South Sudan is among the most rapidly warming locations on Earth, with temperatures increasing as much as 0.53 degrees Celsius per decade—two and a half times greater than the global average. With nearly 87 percent of the South Sudanese population depending on agriculture, livestock and forestry for survival, climate change threatens the very existence of the people's way of life and their ability to build their resilience.

While the 26th U.N. Climate Change Conference (COP26) in November 2021 concluded with the adoption of the Glasgow Climate Pact, in South Sudan and other developing nations besieged by the devastating impact of global warming, climate change is moving faster than the finances globally allotted to deal with it.

It is no longer enough for advanced nations to focus on mitigating climate crises through curbing fossil fuels emissions and transforming food systems. Without the ability to adapt to their new climactic stresses, Puok and countless others already living on the frontlines of the climate crisis will have no choice but to migrate to where they can survive.
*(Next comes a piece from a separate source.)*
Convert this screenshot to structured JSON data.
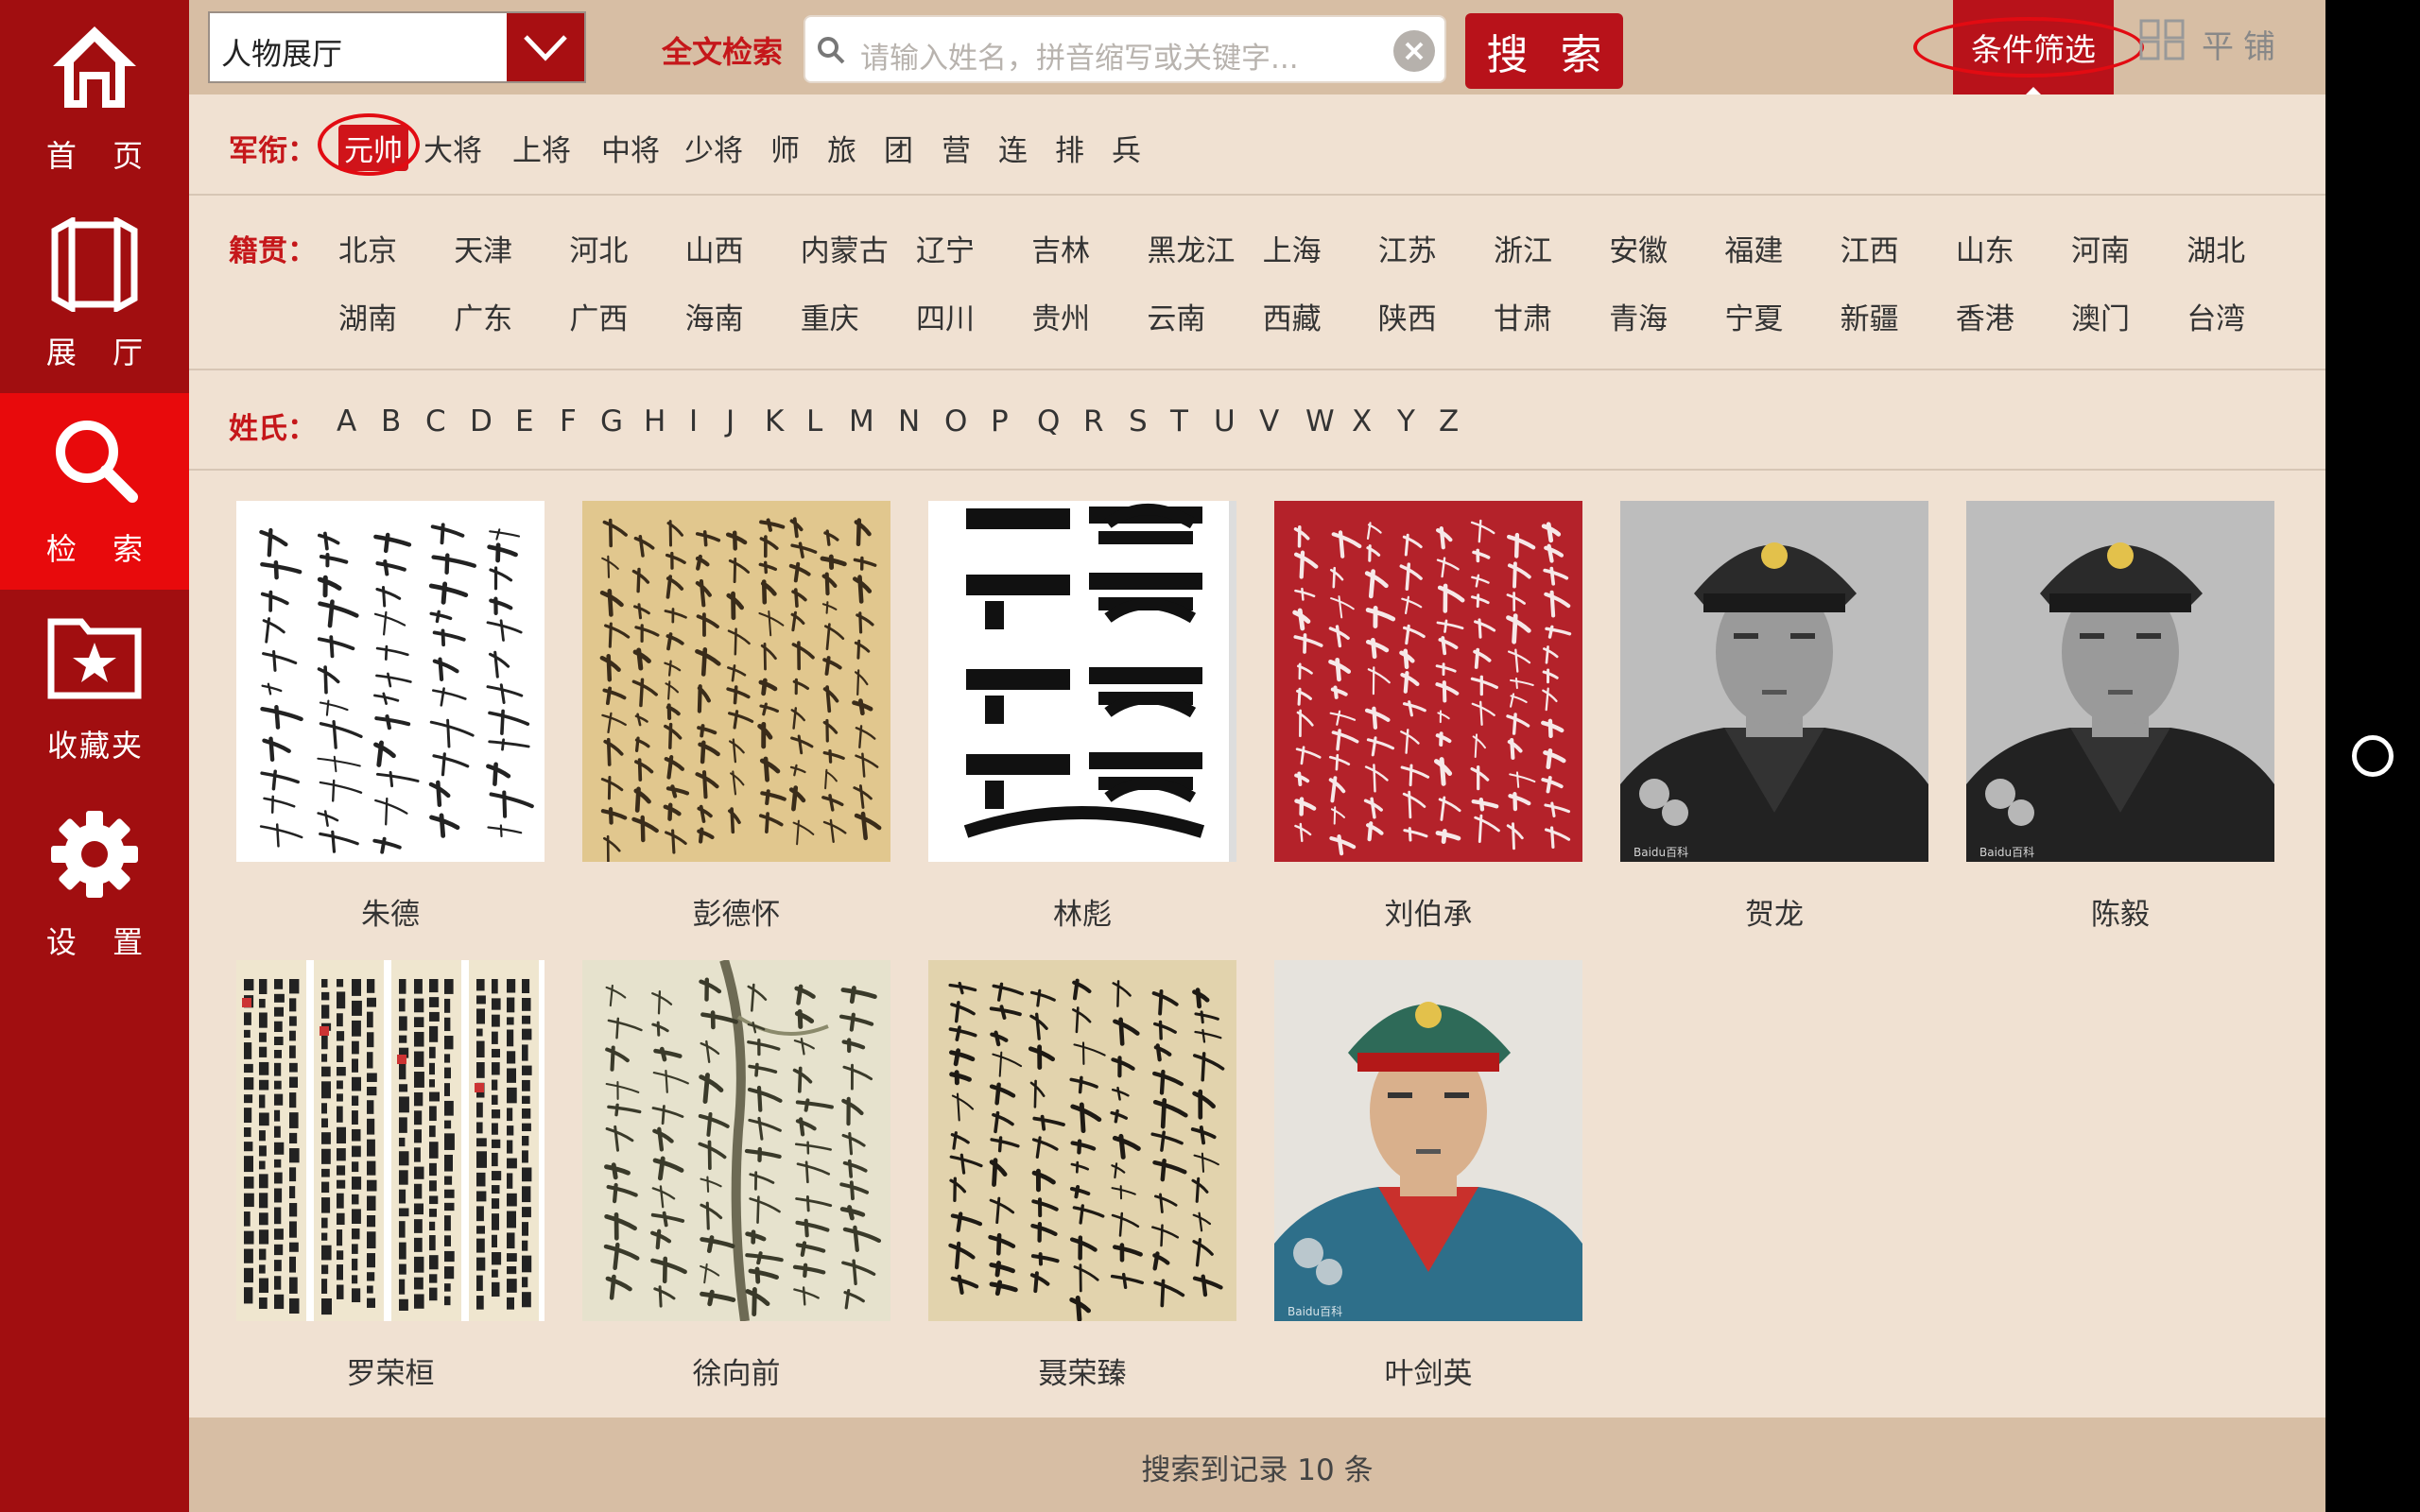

Marooned on her small woman-made island, Puok wades through waist-high murky floodwaters to reach her mango tree. Hungry cows grazing the floodwaters for food try to eat the tree leaves, only to be shooed away by Puok's splashing hands. She stands guard over her last remaining possession.

Marwa Awad is an aid worker with the World Food Programme in South Sudan. She previously covered humanitarian emergencies in Syria, Iraq, Jordan and Yemen. Prior to that, she was a news reporter in Egypt with Reuters, The Guardian and Al Arabiya.

The views expressed in this article are the writer's own.